Sunday, June 1, 2003
Dow: RCR leaves Green feeling unloved
Auto racing insider: NASCAR driver still fuming about his dismissal
If there is anything more than a fast car that any race car driver wants from his team, it's respect and the comforting knowledge that a teammate won't knock you out of a race.
Just ask Indy 500 winner Gil de Ferran, who has been overshadowed for years by Penske teammate Helio Castroneves, winner of the two previous 500s. Yet after winning at Indy, de Ferran said he never felt secondary to his friend and teammate, and that the only rule they had on the track was "don't take each other out."
If only that "Penske love" came in a package, because the Richard Childress Racing team could have used some in early May.
One month after being fired from RCR, Jeff Green, now with Dale Earnhardt Inc., is still unhappy about the way he was treated.
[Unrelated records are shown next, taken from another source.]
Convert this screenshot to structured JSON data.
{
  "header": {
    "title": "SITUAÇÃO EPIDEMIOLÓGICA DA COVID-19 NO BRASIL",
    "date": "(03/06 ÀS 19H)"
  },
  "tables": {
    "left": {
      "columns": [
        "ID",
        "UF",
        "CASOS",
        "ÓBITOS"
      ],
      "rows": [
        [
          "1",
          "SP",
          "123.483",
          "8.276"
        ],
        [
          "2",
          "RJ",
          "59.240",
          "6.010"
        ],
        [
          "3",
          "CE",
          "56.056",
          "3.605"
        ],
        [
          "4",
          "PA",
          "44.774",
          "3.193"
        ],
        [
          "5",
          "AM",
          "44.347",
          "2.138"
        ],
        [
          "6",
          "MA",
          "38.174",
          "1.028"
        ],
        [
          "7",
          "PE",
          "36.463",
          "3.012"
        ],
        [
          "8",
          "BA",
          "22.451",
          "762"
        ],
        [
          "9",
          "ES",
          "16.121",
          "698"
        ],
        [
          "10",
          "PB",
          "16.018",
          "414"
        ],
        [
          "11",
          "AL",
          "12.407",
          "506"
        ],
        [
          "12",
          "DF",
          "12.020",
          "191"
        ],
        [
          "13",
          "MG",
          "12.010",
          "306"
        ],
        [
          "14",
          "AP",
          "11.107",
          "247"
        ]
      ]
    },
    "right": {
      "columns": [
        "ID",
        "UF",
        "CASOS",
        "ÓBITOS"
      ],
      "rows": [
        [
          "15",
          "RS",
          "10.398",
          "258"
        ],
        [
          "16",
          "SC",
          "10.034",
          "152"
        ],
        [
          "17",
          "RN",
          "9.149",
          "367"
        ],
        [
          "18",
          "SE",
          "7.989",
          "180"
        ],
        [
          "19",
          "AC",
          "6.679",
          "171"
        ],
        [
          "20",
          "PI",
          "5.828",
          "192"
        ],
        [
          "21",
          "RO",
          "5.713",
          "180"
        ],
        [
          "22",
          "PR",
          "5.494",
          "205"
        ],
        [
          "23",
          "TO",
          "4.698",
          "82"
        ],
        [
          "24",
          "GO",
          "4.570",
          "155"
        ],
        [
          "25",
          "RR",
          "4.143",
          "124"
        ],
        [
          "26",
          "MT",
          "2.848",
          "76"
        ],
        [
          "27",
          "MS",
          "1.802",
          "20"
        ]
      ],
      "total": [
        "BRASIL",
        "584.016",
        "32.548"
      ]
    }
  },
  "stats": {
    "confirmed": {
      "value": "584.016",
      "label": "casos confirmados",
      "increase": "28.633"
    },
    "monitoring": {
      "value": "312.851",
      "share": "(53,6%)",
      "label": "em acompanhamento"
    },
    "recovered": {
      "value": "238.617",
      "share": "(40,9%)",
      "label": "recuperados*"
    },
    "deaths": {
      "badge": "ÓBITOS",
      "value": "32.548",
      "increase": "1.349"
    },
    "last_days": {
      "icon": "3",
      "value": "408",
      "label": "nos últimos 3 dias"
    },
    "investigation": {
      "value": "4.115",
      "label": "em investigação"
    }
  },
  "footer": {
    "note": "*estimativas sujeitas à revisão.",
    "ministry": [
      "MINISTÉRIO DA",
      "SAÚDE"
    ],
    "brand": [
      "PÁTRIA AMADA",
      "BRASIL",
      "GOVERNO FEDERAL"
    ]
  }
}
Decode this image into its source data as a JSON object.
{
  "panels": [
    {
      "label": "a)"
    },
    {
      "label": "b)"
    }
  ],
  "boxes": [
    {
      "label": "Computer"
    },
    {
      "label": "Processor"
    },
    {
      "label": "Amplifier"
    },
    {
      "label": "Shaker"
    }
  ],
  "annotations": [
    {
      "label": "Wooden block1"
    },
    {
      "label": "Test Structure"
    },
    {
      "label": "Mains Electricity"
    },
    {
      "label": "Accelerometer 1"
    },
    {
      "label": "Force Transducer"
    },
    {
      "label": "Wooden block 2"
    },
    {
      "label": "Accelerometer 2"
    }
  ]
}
Green was fired from RCR after he and then-teammate Kevin Harvick were jockeying for position at Richmond International Speedway when Harvick ran into the rear of Green's car, spinning him out of control and into the wall. Once out of his car, Green waited for Harvick to come back around and gestured at Harvick before heading toward Harvick's pit to voice his complaint.
Two days later, Green was given his walking papers.
"I wasn't treated like Kevin Harvick was," said Green, who essentially has swapped places with former DEI driver Steve Park, now with RCR.
"A lot went on down at Richmond that made this decision. I was thrown out of (Harvick's) pits like I wasn't even a teammate."
Even though Green said it's still strange to see the AOL No. 30 car go around without him inside, he believes he is in a better position with DEI, driving Park's old Pennzoil car.
"I don't think you can plan anything any better," Green said. "I was with DEI when it originated back in 1995-96. Now it's kind of like coming back home."
Literally, Green was back in his home state of Kentucky Wednesday testing at Kentucky Speedway with DEI teammate Michael Waltrip. Being on the same team is a return to their roots for Waltrip and Green, who went to high school together and got their racing careers started at Kentucky Motor Speedway in Whitesville, which was owned at the time by current Kentucky Speedway operations director Andy Vertrees.
"It's fun to see friendly faces in the garage next to you," Waltrip said.
Ten years ago, Waltrip gave Green an opportunity to work in his Busch Series garage, jumpstarting Green's NASCAR career.
"He's one of the big reasons I'm even here," Green said. "This is a big family. I'm with these people more than I am with my own family."
POINTS CALAMITY: It's time for NASCAR to update its outdated points system that rewards consistency rather than winning.
If Rusty Wallace, who is currently in 10th place, were to win the last 24 races, and current leader Matt Kenseth finished fourth in all of those races, but led at least one lap, Kenseth would still finish with more points than Wallace.
NASCAR uses the following point distribution system for every race: 175 points for first place and then decreasing increments of five points for second through sixth place. After that, the points go down four points per seventh through 11th place and three-point increments for 12th or lower. There's a five-point bonus for leading a lap and a 10-point bonus for leading the most laps.
But clearly, there aren't enough points for winning a race.